Sometimes that's comforting. Sometimes it's like, Hey, you should, and actually I will give it credit. A fair number of times it will say you should talk to a physician. Like there's, you know, there there's reason to talk. If your blood pressure's elevated, you should talk to your, I mean, it, it's like every third sentence is you should, you should, you should kind of thing.
Um, I.
Drex DeFord | This Week Health: is a medical emergency, please dial hang up and dial nine
Bill Russell: It is on now 9 1 1. But it's, but it's, it is always there. It's always available and you can have a conversation with it. And I think that's the thing we're going to struggle with, uh, for quite some time of where do these, where do these tools fit? And the liability [00:20:00] framework around it has not been set yet.

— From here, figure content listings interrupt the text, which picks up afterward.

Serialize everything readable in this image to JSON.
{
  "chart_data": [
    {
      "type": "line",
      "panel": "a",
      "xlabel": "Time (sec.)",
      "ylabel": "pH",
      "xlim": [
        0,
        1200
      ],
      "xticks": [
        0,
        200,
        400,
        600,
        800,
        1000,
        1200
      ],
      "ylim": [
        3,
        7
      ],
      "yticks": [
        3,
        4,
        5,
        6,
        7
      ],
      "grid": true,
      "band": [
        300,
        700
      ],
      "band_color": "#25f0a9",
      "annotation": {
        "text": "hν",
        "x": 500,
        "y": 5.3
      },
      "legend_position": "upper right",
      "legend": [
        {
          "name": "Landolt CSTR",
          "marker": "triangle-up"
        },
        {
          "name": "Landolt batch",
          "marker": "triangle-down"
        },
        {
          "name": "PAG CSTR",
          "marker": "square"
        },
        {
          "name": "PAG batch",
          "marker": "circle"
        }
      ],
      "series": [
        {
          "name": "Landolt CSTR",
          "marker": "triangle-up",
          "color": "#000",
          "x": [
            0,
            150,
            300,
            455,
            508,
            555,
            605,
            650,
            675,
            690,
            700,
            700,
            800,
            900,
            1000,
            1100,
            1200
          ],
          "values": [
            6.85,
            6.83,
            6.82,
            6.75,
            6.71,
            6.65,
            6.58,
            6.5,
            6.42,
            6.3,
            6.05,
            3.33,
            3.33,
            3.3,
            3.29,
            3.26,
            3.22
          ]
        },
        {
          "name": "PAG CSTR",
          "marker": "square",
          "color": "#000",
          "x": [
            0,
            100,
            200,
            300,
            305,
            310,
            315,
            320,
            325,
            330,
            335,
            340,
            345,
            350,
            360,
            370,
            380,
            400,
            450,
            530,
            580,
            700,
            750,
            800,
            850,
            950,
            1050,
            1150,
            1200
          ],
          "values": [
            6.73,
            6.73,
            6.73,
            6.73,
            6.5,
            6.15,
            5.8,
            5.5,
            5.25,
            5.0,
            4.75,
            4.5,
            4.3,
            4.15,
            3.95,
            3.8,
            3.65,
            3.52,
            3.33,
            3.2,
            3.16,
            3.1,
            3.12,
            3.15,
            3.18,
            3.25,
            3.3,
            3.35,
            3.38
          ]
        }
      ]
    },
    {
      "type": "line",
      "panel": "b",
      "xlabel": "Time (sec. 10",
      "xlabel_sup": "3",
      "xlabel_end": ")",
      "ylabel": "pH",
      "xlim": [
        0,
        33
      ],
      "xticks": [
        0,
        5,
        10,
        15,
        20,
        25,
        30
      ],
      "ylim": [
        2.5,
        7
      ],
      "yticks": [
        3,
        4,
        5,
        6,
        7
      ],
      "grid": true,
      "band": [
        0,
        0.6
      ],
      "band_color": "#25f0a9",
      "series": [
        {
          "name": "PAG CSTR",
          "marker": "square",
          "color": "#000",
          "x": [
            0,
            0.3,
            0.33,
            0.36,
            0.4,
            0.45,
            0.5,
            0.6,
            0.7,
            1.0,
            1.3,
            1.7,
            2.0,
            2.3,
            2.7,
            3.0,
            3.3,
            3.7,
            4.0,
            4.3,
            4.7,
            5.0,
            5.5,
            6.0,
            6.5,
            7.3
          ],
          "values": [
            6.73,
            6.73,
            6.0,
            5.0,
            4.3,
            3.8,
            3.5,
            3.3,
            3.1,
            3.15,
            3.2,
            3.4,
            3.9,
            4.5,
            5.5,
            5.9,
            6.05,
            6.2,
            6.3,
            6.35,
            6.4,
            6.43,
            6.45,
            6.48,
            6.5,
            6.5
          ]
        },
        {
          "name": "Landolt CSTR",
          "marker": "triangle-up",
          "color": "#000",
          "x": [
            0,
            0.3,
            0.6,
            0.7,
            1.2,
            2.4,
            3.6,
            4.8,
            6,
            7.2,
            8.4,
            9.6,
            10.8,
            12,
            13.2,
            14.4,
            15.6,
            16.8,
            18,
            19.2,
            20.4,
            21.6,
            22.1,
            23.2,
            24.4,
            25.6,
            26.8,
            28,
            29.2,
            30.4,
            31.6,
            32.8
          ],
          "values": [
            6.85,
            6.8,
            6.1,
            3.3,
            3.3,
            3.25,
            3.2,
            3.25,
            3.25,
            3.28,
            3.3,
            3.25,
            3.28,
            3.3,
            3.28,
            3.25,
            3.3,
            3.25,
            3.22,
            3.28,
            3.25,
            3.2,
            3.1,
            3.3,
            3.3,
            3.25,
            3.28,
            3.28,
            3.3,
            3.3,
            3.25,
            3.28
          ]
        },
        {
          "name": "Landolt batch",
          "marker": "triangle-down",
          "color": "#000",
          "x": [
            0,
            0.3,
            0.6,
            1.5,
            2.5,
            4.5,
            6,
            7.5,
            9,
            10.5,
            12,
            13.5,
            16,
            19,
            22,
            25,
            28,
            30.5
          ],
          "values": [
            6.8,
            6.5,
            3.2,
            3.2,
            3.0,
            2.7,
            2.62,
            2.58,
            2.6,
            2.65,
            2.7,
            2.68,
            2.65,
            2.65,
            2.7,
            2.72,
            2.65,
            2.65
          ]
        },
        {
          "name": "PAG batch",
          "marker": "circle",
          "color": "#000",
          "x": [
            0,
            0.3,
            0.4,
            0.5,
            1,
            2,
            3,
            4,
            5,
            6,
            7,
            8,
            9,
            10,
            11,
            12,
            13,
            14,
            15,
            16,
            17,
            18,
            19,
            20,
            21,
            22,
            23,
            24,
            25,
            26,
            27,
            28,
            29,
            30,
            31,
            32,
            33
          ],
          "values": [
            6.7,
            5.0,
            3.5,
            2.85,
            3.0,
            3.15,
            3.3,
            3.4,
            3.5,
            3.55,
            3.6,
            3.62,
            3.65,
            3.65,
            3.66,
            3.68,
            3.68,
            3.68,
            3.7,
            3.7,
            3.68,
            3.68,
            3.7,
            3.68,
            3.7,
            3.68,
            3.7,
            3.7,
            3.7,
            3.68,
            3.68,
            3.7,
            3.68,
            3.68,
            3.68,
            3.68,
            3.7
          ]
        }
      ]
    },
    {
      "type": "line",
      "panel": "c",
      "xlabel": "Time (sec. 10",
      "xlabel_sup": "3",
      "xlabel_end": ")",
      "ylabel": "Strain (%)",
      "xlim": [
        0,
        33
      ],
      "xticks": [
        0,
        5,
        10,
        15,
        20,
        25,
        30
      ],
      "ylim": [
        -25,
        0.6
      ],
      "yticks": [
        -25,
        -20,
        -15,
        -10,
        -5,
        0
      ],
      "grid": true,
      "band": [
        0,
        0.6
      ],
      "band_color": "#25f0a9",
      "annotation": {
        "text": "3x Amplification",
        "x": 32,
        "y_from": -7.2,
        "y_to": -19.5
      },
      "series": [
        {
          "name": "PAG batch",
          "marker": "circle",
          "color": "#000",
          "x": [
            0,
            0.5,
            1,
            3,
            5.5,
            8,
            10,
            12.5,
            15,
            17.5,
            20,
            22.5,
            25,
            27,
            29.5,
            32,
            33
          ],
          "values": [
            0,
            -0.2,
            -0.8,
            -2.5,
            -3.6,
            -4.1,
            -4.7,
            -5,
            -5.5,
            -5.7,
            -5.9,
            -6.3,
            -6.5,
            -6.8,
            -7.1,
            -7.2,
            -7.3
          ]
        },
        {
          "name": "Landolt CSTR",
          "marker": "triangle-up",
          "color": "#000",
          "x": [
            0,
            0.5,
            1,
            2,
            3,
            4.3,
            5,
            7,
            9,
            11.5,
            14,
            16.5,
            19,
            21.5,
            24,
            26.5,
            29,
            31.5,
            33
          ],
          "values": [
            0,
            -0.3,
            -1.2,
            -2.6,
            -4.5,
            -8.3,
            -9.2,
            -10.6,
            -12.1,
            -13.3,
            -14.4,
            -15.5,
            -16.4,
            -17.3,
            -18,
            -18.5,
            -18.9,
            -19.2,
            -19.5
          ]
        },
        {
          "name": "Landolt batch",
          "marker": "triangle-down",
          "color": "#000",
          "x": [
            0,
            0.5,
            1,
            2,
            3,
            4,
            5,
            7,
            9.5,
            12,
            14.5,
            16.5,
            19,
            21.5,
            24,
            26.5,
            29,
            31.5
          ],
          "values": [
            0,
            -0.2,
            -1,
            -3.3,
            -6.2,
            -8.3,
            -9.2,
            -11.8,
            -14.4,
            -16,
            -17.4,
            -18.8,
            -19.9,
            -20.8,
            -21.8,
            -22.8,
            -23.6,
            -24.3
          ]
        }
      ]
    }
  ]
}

Uh, eventually we'll have some, some lawsuits going in the. Direction of health systems, some lawsuits going, uh, in the direction of maybe some of these foundation models. And, uh, we will have the courts weigh in on, on where this goes. But until then, be quite frankly, uh, be quite frank with you, I'm pretty happy I have this tool available to me as a patient.
It's, it's, I don't, I don't know whether it's, whether it's right or wrong. I do, I, I, I do like having it, um,
Drex DeFord | This Week Health: I think
Bill Russell: you know.
Drex DeFord | This Week Health: are gonna pick this stuff up faster, you know, than a lot of health systems too. And this is gonna be another one of those. Um, gaps that I think patients are gonna feel like, why is my health system so far behind? Are, are you, is that part of what you think is the pressure that health systems are feeling around all this?
Holly Urban: the adoption is so high among clinicians and among patients as well. So there, there's a sort of a forcing function there. You know, you [00:21:00] gotta get on this bandwagon because otherwise it's gonna run you over. But you know, again, in healthcare our risk profile is just different. the, you know, the, the tolerance for being wrong is so much smaller than it is. Like, if I'm gonna ask. Gemini, uh, how to make a recipe for a calee. If it's wrong, it's okay. Maybe I get a bad dish. But if we do that in healthcare, if it's wrong, you know, you can harm a patient. So I, I just, I just think the threshold is quite a bit different.
Bill Russell: I mean, some of the protections of me using it are if it says, Hey, you should be on this drug. I can't do that. I've gotta go talk to somebody. Hey, I should be on this drug. And then they go, well, why do you think you should be on this drug? Well, my, my doctor, Dr. GPT told me this, this is the drug I should be on.
And they go, well, let's take a look at some of your blood work first before we make that determination.
Holly Urban: that's right.
Bill Russell: It's good stuff. Holly, I wanna thank you for your time. This was a, this was a, a good and very timely conversation. I appreciate you coming on the show.
Holly Urban: Well, I'm very happy to be here. Thank you so much for the [00:22:00] opportunity. I enjoyed chatting with you. I. I.